And then there is the mob. In Henry VI, Part 2, the followers of Jack Cade—played in this production by Rudy Giuliani—call for killing all the lawyers. They also seem to have a desire to kill anyone who can speak French or Latin, or who has any learning at all. But Jack Cade ends up with his head on display to warn others about the price of rebellion against lawful order, as do so many in Shakespeare’s plays. More interesting are the Roman mobs that love Caesar, then approve his murder, then, after some masterful manipulation by Mark Antony, turn on Brutus and the conspirators. They are not particularly picky. They kill Cinna the poet rather than Cinna the senator, declaring that it’s all the same—kill him for bad verse. The mob cheers Coriolanus and then expels him from Rome, only to tremble in terror when he comes back with the enemies of Rome in orderly ranks at his back.
But if Shakespeare takes a dim view of the Make Rome Great Again populace, his scorn for their manipulators is far deeper. Mark Antony is brilliant at crying havoc and letting slip the dogs of war, but he throws away his leading role in the Roman state once he meets Cleopatra. His lust derails a promising career as aspiring global dictator.
Eliot A. Cohen: How this will end
The Trump family should not take a great deal of comfort from Shakespeare, either. Yes, Henry V succeeds Henry IV (albeit not without some difficulty), but orderly succession is the exception in his plays. And indeed, Henry V’s own son, Henry VI, turns out to be something of a political dope. Inheriting power is tougher than it looks. Harry Percy finds that out when his dad, the earl of Northumberland, is inexplicably late for the decisive battle. So much for paternal affection. Percy’s last words after losing his duel with Prince Hal are that he will shortly be “food for—” “Worms,” Hal helpfully finishes the sentence. Don Jr., Eric, Ivanka, and Jared take note.
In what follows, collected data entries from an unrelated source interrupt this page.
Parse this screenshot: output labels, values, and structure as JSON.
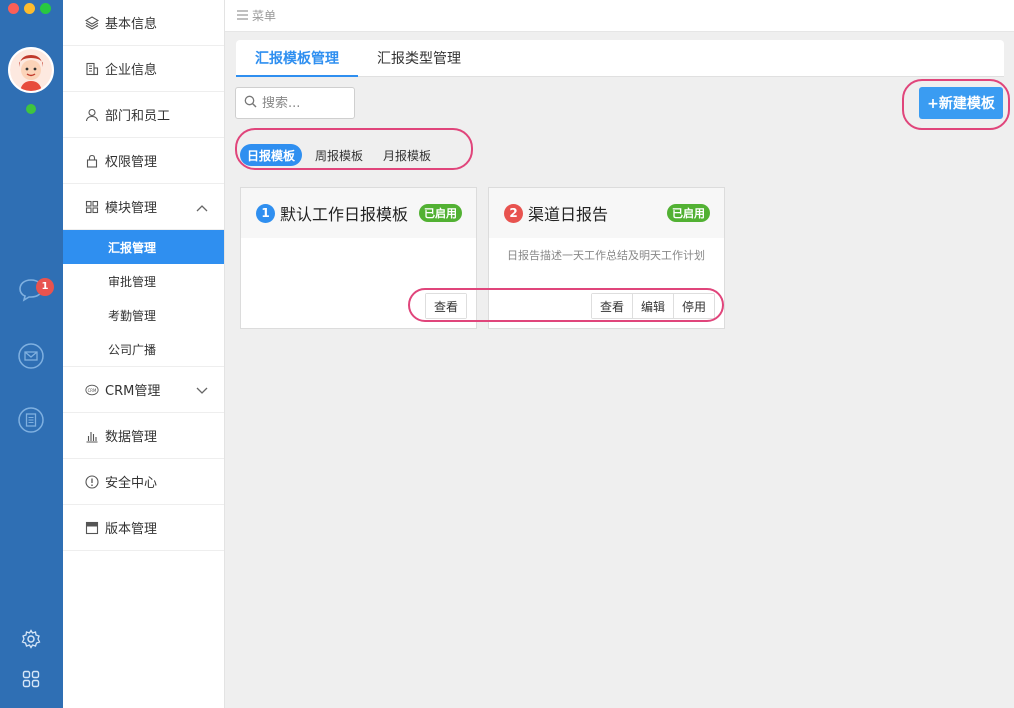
{
  "menu_bar": {
    "label": "菜单"
  },
  "sidebar": {
    "items": [
      {
        "label": "基本信息",
        "icon": "layers-icon"
      },
      {
        "label": "企业信息",
        "icon": "building-icon"
      },
      {
        "label": "部门和员工",
        "icon": "user-icon"
      },
      {
        "label": "权限管理",
        "icon": "lock-icon"
      },
      {
        "label": "模块管理",
        "icon": "grid-icon",
        "expanded": true,
        "children": [
          {
            "label": "汇报管理",
            "active": true
          },
          {
            "label": "审批管理"
          },
          {
            "label": "考勤管理"
          },
          {
            "label": "公司广播"
          }
        ]
      },
      {
        "label": "CRM管理",
        "icon": "crm-icon"
      },
      {
        "label": "数据管理",
        "icon": "bar-chart-icon"
      },
      {
        "label": "安全中心",
        "icon": "alert-icon"
      },
      {
        "label": "版本管理",
        "icon": "card-icon"
      }
    ]
  },
  "rail": {
    "chat_badge": "1"
  },
  "tabs": [
    {
      "label": "汇报模板管理",
      "active": true
    },
    {
      "label": "汇报类型管理",
      "active": false
    }
  ],
  "search": {
    "placeholder": "搜索..."
  },
  "new_button": {
    "label": "+新建模板"
  },
  "subtabs": [
    {
      "label": "日报模板",
      "active": true
    },
    {
      "label": "周报模板",
      "active": false
    },
    {
      "label": "月报模板",
      "active": false
    }
  ],
  "cards": [
    {
      "number": "1",
      "number_color": "#2f8ff0",
      "title": "默认工作日报模板",
      "status": "已启用",
      "description": "",
      "actions": [
        "查看"
      ]
    },
    {
      "number": "2",
      "number_color": "#e8534f",
      "title": "渠道日报告",
      "status": "已启用",
      "description": "日报告描述一天工作总结及明天工作计划",
      "actions": [
        "查看",
        "编辑",
        "停用"
      ]
    }
  ],
  "colors": {
    "accent": "#2f8ff0",
    "rail": "#2f6fb4",
    "status_green": "#52b133",
    "highlight_ring": "#e0457b"
  }
}
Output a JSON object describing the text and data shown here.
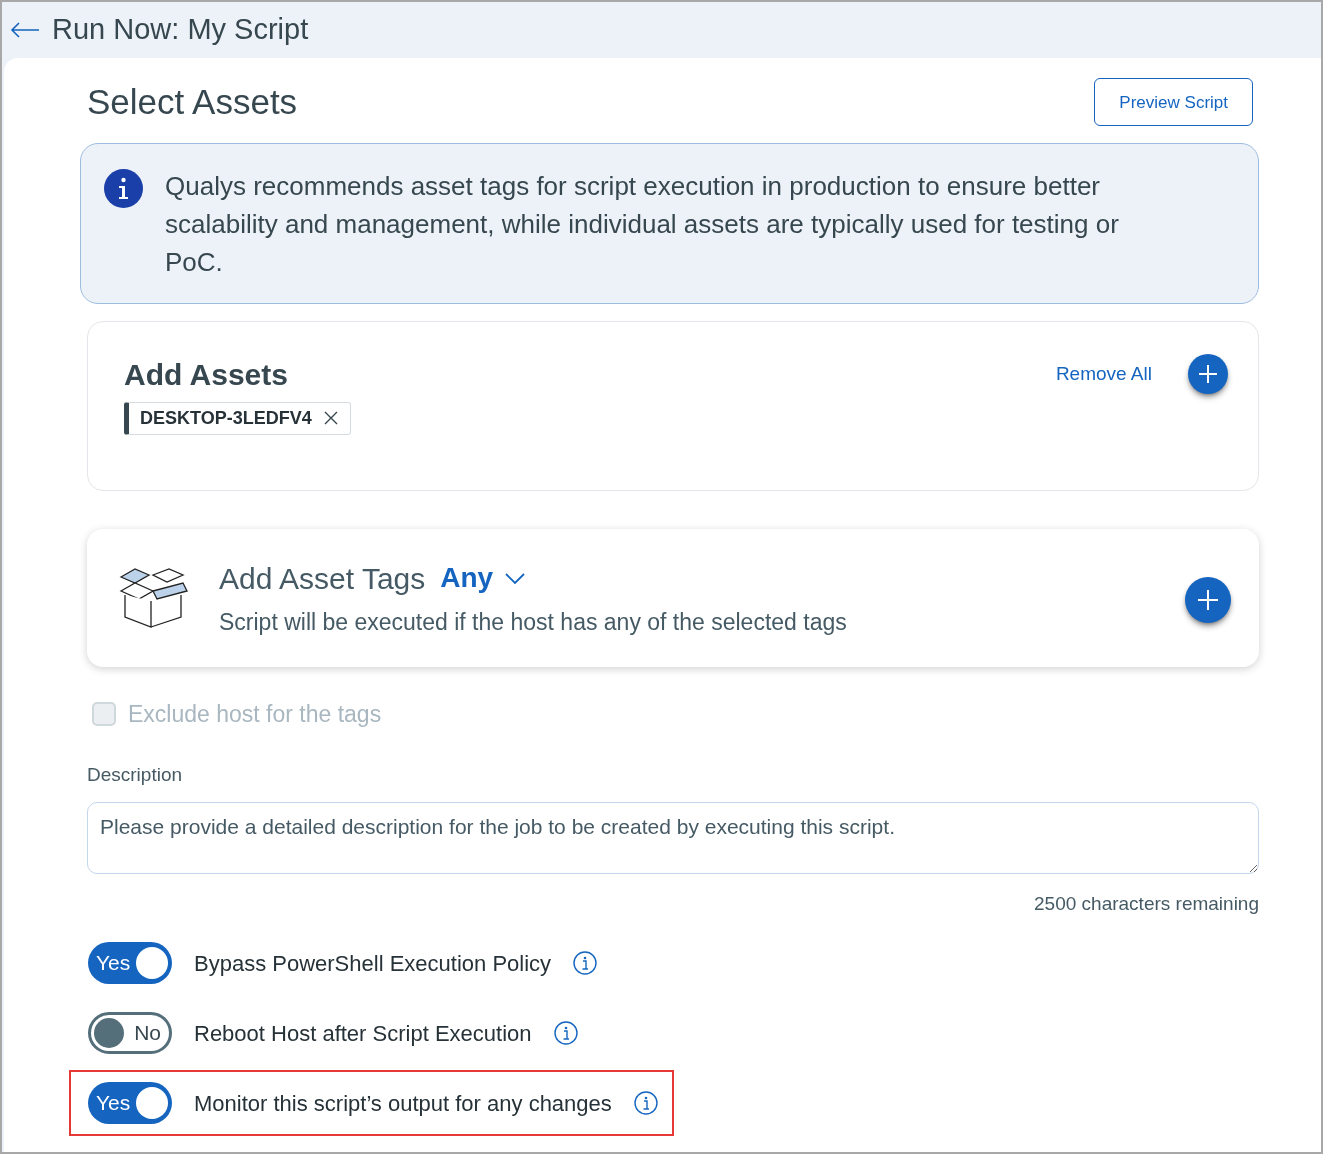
{
  "header": {
    "title": "Run Now: My Script"
  },
  "section": {
    "title": "Select Assets",
    "preview_button": "Preview Script"
  },
  "info_banner": {
    "text": "Qualys recommends asset tags for script execution in production to ensure better scalability and management, while individual assets are typically used for testing or PoC."
  },
  "add_assets": {
    "title": "Add Assets",
    "remove_all": "Remove All",
    "assets": [
      {
        "label": "DESKTOP-3LEDFV4"
      }
    ]
  },
  "asset_tags": {
    "title": "Add Asset Tags",
    "match": "Any",
    "subtitle": "Script will be executed if the host has any of the selected tags"
  },
  "exclude": {
    "label": "Exclude host for the tags",
    "checked": false,
    "disabled": true
  },
  "description": {
    "label": "Description",
    "placeholder": "Please provide a detailed description for the job to be created by executing this script.",
    "counter": "2500 characters remaining"
  },
  "options": [
    {
      "label": "Bypass PowerShell Execution Policy",
      "on": true,
      "toggle_text": "Yes",
      "highlighted": false
    },
    {
      "label": "Reboot Host after Script Execution",
      "on": false,
      "toggle_text": "No",
      "highlighted": false
    },
    {
      "label": "Monitor this script’s output for any changes",
      "on": true,
      "toggle_text": "Yes",
      "highlighted": true
    }
  ]
}
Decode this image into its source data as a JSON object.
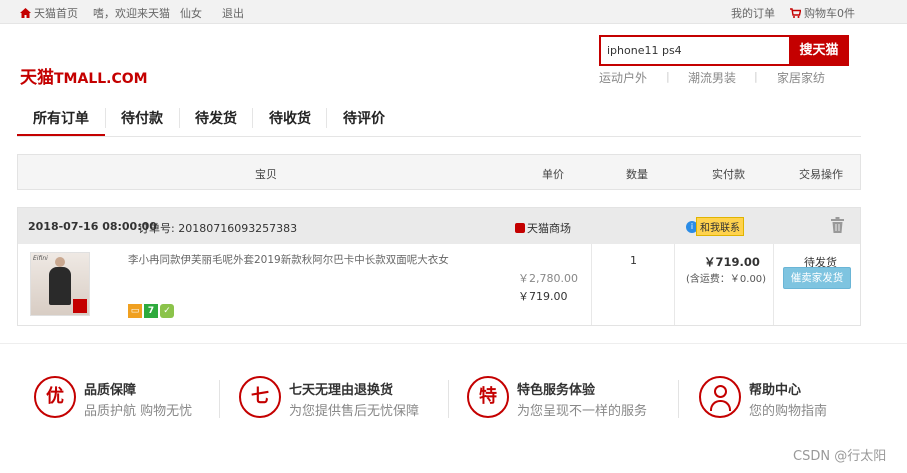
{
  "topbar": {
    "home": "天猫首页",
    "greeting": "嗜，欢迎来天猫",
    "user": "仙女",
    "logout": "退出",
    "my_orders": "我的订单",
    "cart": "购物车0件"
  },
  "header": {
    "logo_cn": "天猫",
    "logo_en": "TMALL.COM",
    "search_value": "iphone11  ps4",
    "search_button": "搜天猫",
    "hotwords": [
      "运动户外",
      "潮流男装",
      "家居家纺"
    ],
    "hot_separator": "|"
  },
  "tabs": [
    "所有订单",
    "待付款",
    "待发货",
    "待收货",
    "待评价"
  ],
  "table_header": {
    "item": "宝贝",
    "unit_price": "单价",
    "quantity": "数量",
    "paid": "实付款",
    "action": "交易操作"
  },
  "order": {
    "date": "2018-07-16 08:00:00",
    "order_no": "订单号: 20180716093257383",
    "shop": "天猫商场",
    "contact": "和我联系",
    "contact_dot": "i",
    "product_title": "李小冉同款伊芙丽毛呢外套2019新款秋阿尔巴卡中长款双面呢大衣女",
    "thumb_label": "Eifini",
    "badge_seven": "7",
    "price_original": "￥2,780.00",
    "price_now": "￥719.00",
    "quantity": "1",
    "paid_amount": "￥719.00",
    "freight": "(含运费：￥0.00)",
    "status": "待发货",
    "remind_button": "催卖家发货"
  },
  "services": [
    {
      "icon": "优",
      "title": "品质保障",
      "subtitle": "品质护航 购物无忧"
    },
    {
      "icon": "七",
      "title": "七天无理由退换货",
      "subtitle": "为您提供售后无忧保障"
    },
    {
      "icon": "特",
      "title": "特色服务体验",
      "subtitle": "为您呈现不一样的服务"
    },
    {
      "icon": "help-person-icon",
      "title": "帮助中心",
      "subtitle": "您的购物指南"
    }
  ],
  "watermark": "CSDN @行太阳",
  "colors": {
    "brand": "#c40000",
    "remind_button": "#7ec4e0",
    "contact_badge": "#ffd24d"
  }
}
Finally, the henchmen. They’re lucky if they get sent packing with their heads still attached to their shoulders:
They love not poison that do poison need.
Nor do I thee …
With Cain go wander through shades of night,
And never show thy head by day nor light.
But then again, hireling thugs have not usually been all that happy to this point in their lives anyway:
I am one, my liege
Whom the vile blows and buffets of the world
Hath so incensed, that I am reckless what
I do to spite the world.
It would be pleasant to contemplate a parade of senatorial and congressional lickspittles, craven fixers, nutcase advisers, and unprincipled hangers-on meeting their comeuppance, albeit in considerably less stark terms than befalls most Shakespearean characters. No doubt many will be able to minimize the damage done by their association with Trump. Many will safely monetize their government experience (Dancing With the Stars was Sean Spicer’s creative effort in that direction), pretending that their service had nothing but the purest motives behind it, and that they either did not know about the seditious inclinations and plots erupting at this very moment or opposed them. But let’s face it: Once the play is over, the supporting roles rarely get reevaluated, and all the lesser villains can hope for, like Iago, is a bit of wonder at their motivations and eventual fate.
And what of Trump himself? How might Shakespeare summarize his presidency? Let me suggest this: “A tale / Told by an idiot, full of sound and fury / Signifying nothing.”